Ducati were the first to see the potential in this move, offering Pramac riders a contract with the factory and not the team with  current machinery instead of last years bikes. This gave Ducati the option to place riders where they like in order to stave off interest from rival factories, and offering riders a fast track route to a top seat. This was a good compromise if there was not yet room on the red machine, as you would have current machinery at your disposal, and the riders on the Factory bikes would know they had to perform, as there was someone on an equivalent bike looking to take their seat.

It wasn’t always this way in MotoGP, and Yamaha proved the need for current machinery the most, when Tech 3 boss Herve Poncharal broke off a 20 year association with the Iwata concern to join forces with KTM in 2019, the lure of being given truly equal spec machinery to the Factory squad proving too much. Yamaha then reacted by providing a 2019 bike to Franco Morbidelli in the newly-formed Petronas squad, while leaving the rookie Fabio Quartararo on a 2018 spec machine. Now, both riders are on a 2020 bike alongside the Factory squad, and both have won at least one each race so far.

We look back to 2018. Danilo Petrucci had gained a Ducati GP18 while in the Pramac squad, an unprecedented move as usually the customer/satellite teams got the previous years equipment, or in Avintia’s case, two-year old machinery. Petrucci was given the tools he needed to prove himself worthy of a move to the Factory seat, and he performed extremely well to become the man who would replace the outgoing Jorge Lorenzo. He would then take one further step in 2019, cementing his name into the history books as a MotoGP winner after his Mugello triumph. All the while in 2018, Jack Miller was sat on the other side of the Pramac garage on a GP17, and knowing the precedent had now been set, he negotiated a GP19 for the 2019 season while remaining at Pramac on a Ducati contract, with the knowledge that being promoted from within was a realistic goal. The goal was then achieved early in the delayed 2020 season, with Miller getting the red bike he had so craved for 2021.

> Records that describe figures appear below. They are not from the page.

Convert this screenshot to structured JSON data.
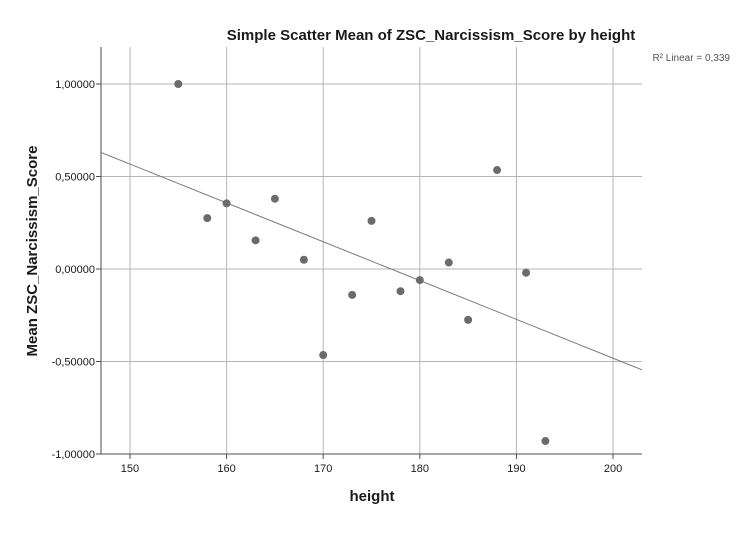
{
  "chart_data": {
    "type": "scatter",
    "title": "Simple Scatter Mean of ZSC_Narcissism_Score by height",
    "xlabel": "height",
    "ylabel": "Mean ZSC_Narcissism_Score",
    "xlim": [
      147,
      203
    ],
    "ylim": [
      -1.0,
      1.2
    ],
    "x_ticks": [
      150,
      160,
      170,
      180,
      190,
      200
    ],
    "x_tick_labels": [
      "150",
      "160",
      "170",
      "180",
      "190",
      "200"
    ],
    "y_ticks": [
      1.0,
      0.5,
      0.0,
      -0.5,
      -1.0
    ],
    "y_tick_labels": [
      "1,00000",
      "0,50000",
      "0,00000",
      "-0,50000",
      "-1,00000"
    ],
    "grid": true,
    "points": [
      {
        "x": 155,
        "y": 1.0
      },
      {
        "x": 158,
        "y": 0.275
      },
      {
        "x": 160,
        "y": 0.355
      },
      {
        "x": 163,
        "y": 0.155
      },
      {
        "x": 165,
        "y": 0.38
      },
      {
        "x": 168,
        "y": 0.05
      },
      {
        "x": 170,
        "y": -0.465
      },
      {
        "x": 173,
        "y": -0.14
      },
      {
        "x": 175,
        "y": 0.26
      },
      {
        "x": 178,
        "y": -0.12
      },
      {
        "x": 180,
        "y": -0.06
      },
      {
        "x": 183,
        "y": 0.035
      },
      {
        "x": 185,
        "y": -0.275
      },
      {
        "x": 188,
        "y": 0.535
      },
      {
        "x": 191,
        "y": -0.02
      },
      {
        "x": 193,
        "y": -0.93
      }
    ],
    "fit_line": {
      "x": [
        147,
        203
      ],
      "y": [
        0.63,
        -0.545
      ]
    },
    "annotation": "R² Linear = 0,339",
    "colors": {
      "point": "#6b6b6b",
      "fit_line": "#7a7a7a",
      "grid": "#b5b5b5",
      "axis": "#4d4d4d"
    }
  }
}
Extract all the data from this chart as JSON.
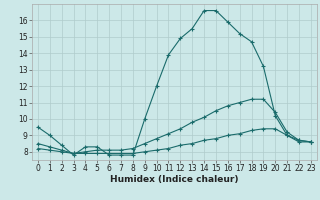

Jack Miller aboard a Ducati GP17 at Sepang 2018, not current machinery at the time.

To further hit home the point, it seems Miller’s team mate this season under the Pramac awning will also join him in stepping up, with Francesco Bagnaia the hot favourite to take the coveted second seat over Johann Zarco. Zarco should end up at Pramac on a 2021 (though still 2020 spec machine after the development freeze due to Covid-19) spec bike, after campaigning a GP19 this season, with some stand out moments so far including pole and a podium at Brno.

Looking at the state of affairs in MotoGP at current, it seems incredible that factories were reluctant to provide current spec machinery to anyone other than their own squad, with exactly half the 8 race wins being taken by ‘junior’ teams pre-Catalunya. Yamaha and KTM are the only factories to boast a win for both their full-fat and supported squads so far. They should all be thanking Ducati, and their attitude of providing good machines to riders who deserve them, whether they are riding in the Factory colours or not.